Preparing for an Eclipse emergency
(KFVS) - It's the biggest thing to happen around here in a long time.
Those are the thoughts of Union County Emergency Management Coordinator Dana Pearson when he talks about the August 21 solar eclipse.
Many people would say it's the best thing too. Tens of thousands of visitors will pour into our neck of the woods to get the best and longest view of the solar eclipse.
Trish Erzfeld with the Perry County Heritage Tourism notes that at two minutes and 40 seconds, the county has one of the longest viewing periods for this eclipse, which makes it an ideal destination.
Towns can't help but get excited about the exposure and economic boon. All the attention has them sprucing up to impress their guests. If only it were that simple.
In Perry County, preparations started in November of 2015. Across the heartland, towns are planning for the influx of thousands into relatively small communities with equally small transportation systems and medical services.
But the biggest challenge that day is likely going to be what no one can control....the heat and humidity.
"If you're from Canada, you're going to experience heat and humidity like you never have," Hank Voelker, Perry County's emergency director, said. "We'll have lots of cooling stations."
Perryville is planning four viewing sites: the city park, soccer fields, airport, and seminary. There will be cooling stations at each.
Besides the heat, cities must also consider traffic accidents, earthquake and yes even a terrorist attack.
"We are trained on what to watch for," Perryville Emergency Management Director Bill Jones said.
Dr. Michael Chipman told me the emergency room at Carbondale Memorial Hospital will be expanding that day and taking over same day surgery space to accommodate those overcome by heat and more.
"We have to look at the worst case scenarios," Dr. Chipman said.
Meanwhile, the hospital is running drills in preparation for all they may encounter on August 21.
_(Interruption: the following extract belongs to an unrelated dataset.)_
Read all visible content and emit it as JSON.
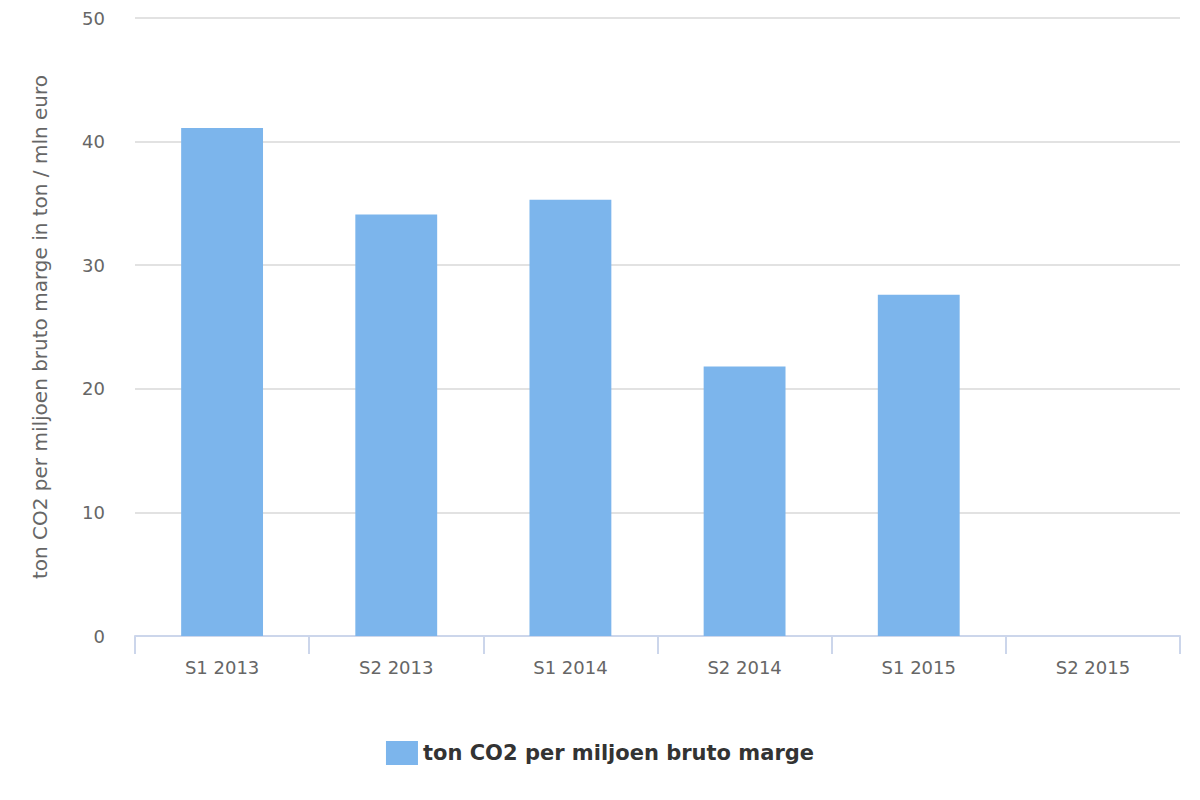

The Union County Ambulance Service is hedging its bets that most folks will congregate in the northern part of the county, close to Makanda, where the duration of totality is the longest in southern Illinois.
Grant Capel, Union County's Ambulance Director has a plan, "We'll have our regular truck on duty, other workers will be in zones. People that are off that day, but volunteering to work, will be runners with backpacks to get to people."
The ambulance service is stocking up on IV and trauma supplies. Meanwhile, the county is readying things like extraction equipment.
That's Dana Pearson's job, "We're checking out county roads, looking for big openings where people will congregate."
And what about cell phone coverage, crucial to emergency responders, when all the Heartland, in all probability, will be on their phones?
Mike Maddox, Regional Coordinator for Medical Response Planning has asked that same question, "I've been assured it will be adequate. Our concerns are over all the live streaming. But even then, it will only last as long as the eclipse."
All of this work, all of this planning for an event that will last less than three minutes.
Bill Jones agreed but knows that preparation is the key to success.
"It will be a challenge, but we'll survive," Jones said with a laugh.